- La Selección Mexicana reacciona tarde, concede facilidades defensivas y queda eliminada de su Copa del Mundo en la ronda de dieciseisavos de final tras perder 3-2 ante el combinado británico.
La noche más esperada en el Estadio Azteca se transformó en una pesadilla de frustración colectiva. La Selección Mexicana de Fútbol consumó uno de los golpes más dolorosos de los últimos años al quedar eliminada del Mundial 2026 tras caer 3-2 ante Inglaterra, en un encuentro donde el orden táctico brilló por su ausencia y las ventajas coyunturales no supieron aprovecharse.
El Coloso de Santa Úrsula, que lució un lleno pletórico con la esperanza de ver al Tri dar el paso definitivo en esta nueva fase de eliminación directa, terminó atestiguando cómo el fantasma de los errores propios y la falta de contundencia liquidaron el camino del anfitrión en su propia fiesta.
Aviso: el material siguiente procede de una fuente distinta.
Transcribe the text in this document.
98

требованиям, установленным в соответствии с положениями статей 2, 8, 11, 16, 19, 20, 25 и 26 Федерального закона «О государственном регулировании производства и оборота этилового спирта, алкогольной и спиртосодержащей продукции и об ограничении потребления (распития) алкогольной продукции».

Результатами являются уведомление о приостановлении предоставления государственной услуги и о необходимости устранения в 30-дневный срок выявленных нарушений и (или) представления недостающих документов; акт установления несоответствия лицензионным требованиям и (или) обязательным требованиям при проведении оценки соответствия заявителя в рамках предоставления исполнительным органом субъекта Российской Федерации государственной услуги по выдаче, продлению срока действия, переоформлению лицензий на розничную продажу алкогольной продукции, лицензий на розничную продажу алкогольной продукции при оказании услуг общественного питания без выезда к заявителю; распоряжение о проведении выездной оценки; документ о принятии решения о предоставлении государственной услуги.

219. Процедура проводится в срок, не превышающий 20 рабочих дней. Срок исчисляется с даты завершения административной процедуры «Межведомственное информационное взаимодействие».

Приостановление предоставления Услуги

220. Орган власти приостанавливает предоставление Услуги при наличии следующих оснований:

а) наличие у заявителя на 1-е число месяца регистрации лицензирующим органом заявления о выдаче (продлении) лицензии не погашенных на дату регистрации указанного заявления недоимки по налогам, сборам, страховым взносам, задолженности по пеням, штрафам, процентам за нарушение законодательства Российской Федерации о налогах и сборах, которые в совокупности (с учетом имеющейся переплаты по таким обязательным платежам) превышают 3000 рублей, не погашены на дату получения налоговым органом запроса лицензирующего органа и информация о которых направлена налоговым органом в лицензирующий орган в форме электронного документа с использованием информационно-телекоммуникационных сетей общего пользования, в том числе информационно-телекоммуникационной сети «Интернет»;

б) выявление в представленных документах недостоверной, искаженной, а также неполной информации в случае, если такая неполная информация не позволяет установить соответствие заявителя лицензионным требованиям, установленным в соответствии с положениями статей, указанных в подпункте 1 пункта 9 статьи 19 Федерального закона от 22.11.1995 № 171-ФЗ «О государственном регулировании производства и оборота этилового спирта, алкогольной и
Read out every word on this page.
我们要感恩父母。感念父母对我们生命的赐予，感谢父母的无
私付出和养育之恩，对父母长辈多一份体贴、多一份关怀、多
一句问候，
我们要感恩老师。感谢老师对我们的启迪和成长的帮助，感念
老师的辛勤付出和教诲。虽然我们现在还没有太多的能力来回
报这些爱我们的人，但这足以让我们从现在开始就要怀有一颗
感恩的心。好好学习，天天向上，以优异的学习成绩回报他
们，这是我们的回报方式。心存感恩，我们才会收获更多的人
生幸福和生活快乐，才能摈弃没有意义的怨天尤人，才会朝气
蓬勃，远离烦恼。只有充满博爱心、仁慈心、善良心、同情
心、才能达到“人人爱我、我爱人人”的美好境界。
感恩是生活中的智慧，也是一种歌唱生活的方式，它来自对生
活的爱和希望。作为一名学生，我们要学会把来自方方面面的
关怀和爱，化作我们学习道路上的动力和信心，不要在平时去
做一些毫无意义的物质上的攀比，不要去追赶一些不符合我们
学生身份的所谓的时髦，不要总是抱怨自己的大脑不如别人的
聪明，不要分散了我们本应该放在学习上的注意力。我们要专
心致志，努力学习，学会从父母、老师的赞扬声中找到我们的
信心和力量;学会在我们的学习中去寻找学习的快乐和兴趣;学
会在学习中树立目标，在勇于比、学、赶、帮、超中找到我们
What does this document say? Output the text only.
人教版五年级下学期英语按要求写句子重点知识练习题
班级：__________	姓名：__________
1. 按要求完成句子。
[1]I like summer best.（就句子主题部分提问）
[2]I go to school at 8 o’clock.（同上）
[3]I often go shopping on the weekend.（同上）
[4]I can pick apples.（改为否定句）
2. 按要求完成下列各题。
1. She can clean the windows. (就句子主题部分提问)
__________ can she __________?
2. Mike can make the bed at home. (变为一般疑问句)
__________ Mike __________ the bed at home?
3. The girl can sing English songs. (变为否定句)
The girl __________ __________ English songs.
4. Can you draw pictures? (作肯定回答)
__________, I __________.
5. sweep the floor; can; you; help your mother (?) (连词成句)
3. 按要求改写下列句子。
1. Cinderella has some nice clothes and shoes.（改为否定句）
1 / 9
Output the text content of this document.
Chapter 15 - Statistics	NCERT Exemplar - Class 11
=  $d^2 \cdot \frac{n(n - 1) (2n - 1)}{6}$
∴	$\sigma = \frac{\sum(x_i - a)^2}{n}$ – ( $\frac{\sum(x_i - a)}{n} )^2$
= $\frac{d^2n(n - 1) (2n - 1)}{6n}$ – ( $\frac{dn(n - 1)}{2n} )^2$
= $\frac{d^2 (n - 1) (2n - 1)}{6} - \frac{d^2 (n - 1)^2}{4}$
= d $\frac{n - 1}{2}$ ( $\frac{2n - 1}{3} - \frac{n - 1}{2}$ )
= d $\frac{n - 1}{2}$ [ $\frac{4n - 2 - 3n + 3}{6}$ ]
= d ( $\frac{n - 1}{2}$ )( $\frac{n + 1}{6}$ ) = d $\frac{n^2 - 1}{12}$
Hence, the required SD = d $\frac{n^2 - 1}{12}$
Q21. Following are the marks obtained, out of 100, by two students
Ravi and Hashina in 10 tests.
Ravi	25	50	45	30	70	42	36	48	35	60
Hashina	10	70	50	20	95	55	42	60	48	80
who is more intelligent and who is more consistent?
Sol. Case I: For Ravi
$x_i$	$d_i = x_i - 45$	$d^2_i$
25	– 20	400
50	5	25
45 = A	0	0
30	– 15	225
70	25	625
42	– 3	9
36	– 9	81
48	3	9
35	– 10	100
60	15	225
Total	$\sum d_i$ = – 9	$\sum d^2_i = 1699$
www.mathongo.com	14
El vendaval de Bellingham y la tibia respuesta
El planteamiento inicial de Javier Aguirre se vio superado muy temprano por la dinámica del mediocampo inglés. Aunque México intentó presionar en bloque alto durante los primeros minutos, la jerarquía individual de los dirigidos por Thomas Tuchel no tardó en marcar condiciones.
La debacle tricolor comenzó en una ráfaga de dos minutos. Al 36′, Jude Bellingham aprovechó una flagrante desatención en la marca de la zaga central para abrir el marcador. Sin tiempo para la asimilación, el propio mediocampista del Real Madrid firmó su doblete al 38′ tras recibir un balón en la frontal del área y definir con total tranquilidad ante la tibia salida de Raúl Rangel. El 2-0 parecía una losa inamovible.
Cuando el panorama lucía más oscuro, la rebelión mexicana llegó por conducto de Julián Quiñones. Al minuto 42, el atacante encontró un balón en el área tras una jugada de riñones por la banda y mandó a guardar el esférico para el 2-1, devolviendo la vida y el rugido a la tribuna justo antes de irse al descanso.
Superioridad numérica estéril y el golpe letal
La segunda mitad inició con el guion ideal para la remontada. Al minuto 54, el defensor inglés Jarell Quansah vio la tarjeta roja directa tras una violenta entrada sobre Jesús Gallardo. Con más de 35 minutos por delante, el Azteca se convirtió en una olla de presión e Inglaterra se vio obligada a replegar.
Sin embargo, el fútbol penaliza severamente la falta de oficio. Apenas seis minutos después de la expulsión, en una contra aislada, Anthony Gordon le ganó la espalda a la defensiva y provocó una salida tardía del guardameta Raúl Rangel, quien terminó cometiendo una pena máxima infantil. Desde los once pasos, el goleador histórico Harry Kane no perdonó al 60′ y colocó un 3-1 que enfrió por completo el ímpetu nacional.
Empuje sin ideas en el ocaso
Aguirre movió el banquillo buscando desesperadamente volumen de juego. Al 69′, México encontró oxígeno puro cuando el silbante decretó un penal a favor de la causa local tras una mano en el área británica. Raúl Jiménez ejecutó con la solvencia que le caracteriza para poner el 3-2 y encender los últimos minutos del encuentro.
Los instantes finales fueron un monólogo estéril de México. Con el corazón por delante pero con nulas ideas futbolísticas, el Tri abusó de los centros al área, facilitando la tarea de una defensa inglesa que metió el camión atrás bajo las órdenes de Tuchel y aguantó a pie firme el resultado.
Con el silbatazo final, se consumó la eliminación del combinado azteca, dejando una profunda sensación de frustración. México no solo se despide de la máxima justa en su propia casa, sino que lo hace evidenciando que, incluso bajo las condiciones más favorables en la cancha, la madurez competitiva y la solidez defensiva siguen siendo las grandes deudas pendientes del balompié nacional.